Lighter Than You Think

LIGHTER THAN YOU THINK

A couple had been fighting for weeks over the purchase of an automobile. He wanted a new truck. She wanted a fast sports car that she could dart in and out of traffic when going shopping. The discussion was getting quite heated when finally the wife stated, “Look, I want something that goes from 0 to 180 in four seconds or less, and that’s all there is to it! My birthday is coming up and you’d better surprise me, or it’s gonna get mighty lonely for you around here, if you get my drift!” When her big day came, the wife went out to the garage, but there was no new car. Angry, she went back into the house looking for her husband, but he was not at home. Frustrated and upset, she went into the bathroom to get dressed, and there, sitting on the floor and wrapped in a big red ribbon, was her birthday present – something that would go from 0 to 180 in four seconds or less – a brand new scale!

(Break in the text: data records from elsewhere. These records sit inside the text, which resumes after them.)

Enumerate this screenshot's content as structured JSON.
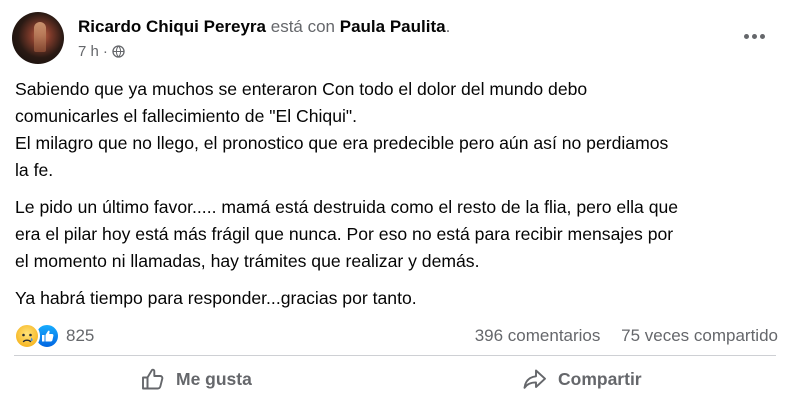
{
  "post": {
    "author": "Ricardo Chiqui Pereyra",
    "with_text": "está con",
    "tagged": "Paula Paulita",
    "tagged_suffix": ".",
    "time": "7 h",
    "time_sep": "·",
    "body": [
      "Sabiendo que ya muchos se enteraron Con todo el dolor del mundo debo",
      "comunicarles el fallecimiento de \"El Chiqui\".",
      "El milagro que no llego, el pronostico que era predecible pero aún así no perdiamos",
      "la fe.",
      "Le pido un último favor..... mamá está destruida como el resto de la flia, pero ella que",
      "era el pilar hoy está más frágil que nunca. Por eso  no está para recibir mensajes por",
      "el momento ni llamadas, hay trámites que realizar y demás.",
      "Ya habrá tiempo para responder...gracias por tanto."
    ]
  },
  "stats": {
    "reaction_count": "825",
    "comments": "396 comentarios",
    "shares": "75 veces compartido"
  },
  "actions": {
    "like_label": "Me gusta",
    "share_label": "Compartir"
  },
  "icons": {
    "privacy": "globe-icon",
    "more": "more-options-icon",
    "reaction_1": "sad-reaction-icon",
    "reaction_2": "like-reaction-icon",
    "like_action": "thumbs-up-icon",
    "share_action": "share-arrow-icon"
  },
  "colors": {
    "text": "#050505",
    "secondary": "#65676b",
    "like_blue": "#0165e1",
    "sad_yellow": "#f7b928",
    "divider": "#ced0d4"
  }
}
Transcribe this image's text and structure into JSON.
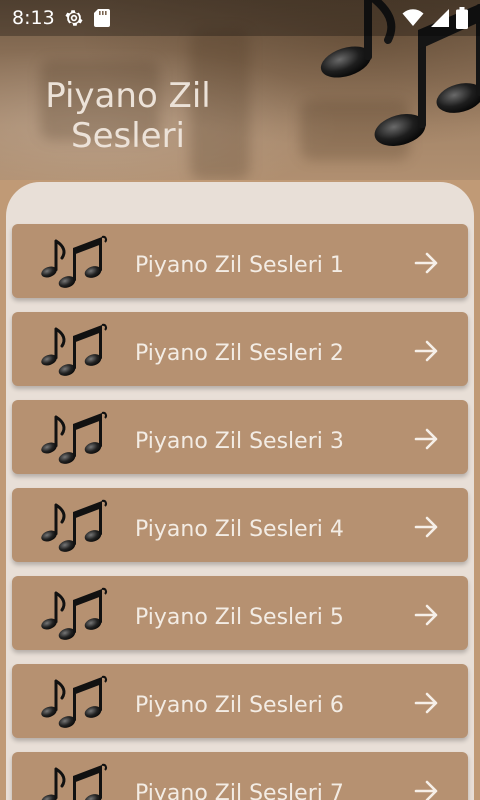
{
  "status_bar": {
    "time": "8:13",
    "left_icons": [
      "settings-gear-icon",
      "sd-card-icon"
    ],
    "right_icons": [
      "wifi-icon",
      "signal-icon",
      "battery-icon"
    ]
  },
  "header": {
    "title_line1": "Piyano Zil",
    "title_line2": "Sesleri"
  },
  "list": {
    "items": [
      {
        "label": "Piyano Zil Sesleri 1"
      },
      {
        "label": "Piyano Zil Sesleri 2"
      },
      {
        "label": "Piyano Zil Sesleri 3"
      },
      {
        "label": "Piyano Zil Sesleri 4"
      },
      {
        "label": "Piyano Zil Sesleri 5"
      },
      {
        "label": "Piyano Zil Sesleri 6"
      },
      {
        "label": "Piyano Zil Sesleri 7"
      }
    ],
    "item_icon": "music-notes-icon",
    "item_action_icon": "arrow-right-icon"
  },
  "colors": {
    "header_bg": "#8d7259",
    "panel_bg": "#e8dfd7",
    "item_bg": "#b69171",
    "item_text": "#f3ece4",
    "title_text": "#ece2d8"
  }
}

Well, it now looks like the kilogram may need to go on a diet.  Here’s why.  In the year 1875, at the  Convention Of The Metric held in France, a  cylindrical hunk of mass weighing exactly 1 kilogram or 2.2 pounds was made.  Easily fitting into the palm of your hand, it is called the International Prototype Kilogram (IPK) and is housed in a sealed, air-tight, clear container in Paris.  In addition, exact duplicate IPKs were made and distributed to the nations of the world to ensure uniformed scale weight.  But recent scale comparisons  of the duplicate IPKs with the original IPK have shown that the duplicate IPKs have put on some extra weight.  
The reason for this is, try as countries might to keep their IPK accurate, its use has gradually exposed them to micrograms of contaminates and made them heavier.  And so in Canada, our scales are now erring on the side of something weighing more than it actually does.  This discrepancy may seem incidental (being less than the weight of a grain of sand), but in atomic scientific fields where exact precise measurements are so critical and in international trade where rare and expensive items are priced in minute grams, it is causing real problems.  So after 128 years, there will be a new Convention Of The Metic meeting in Paris to try and solve the imbalance.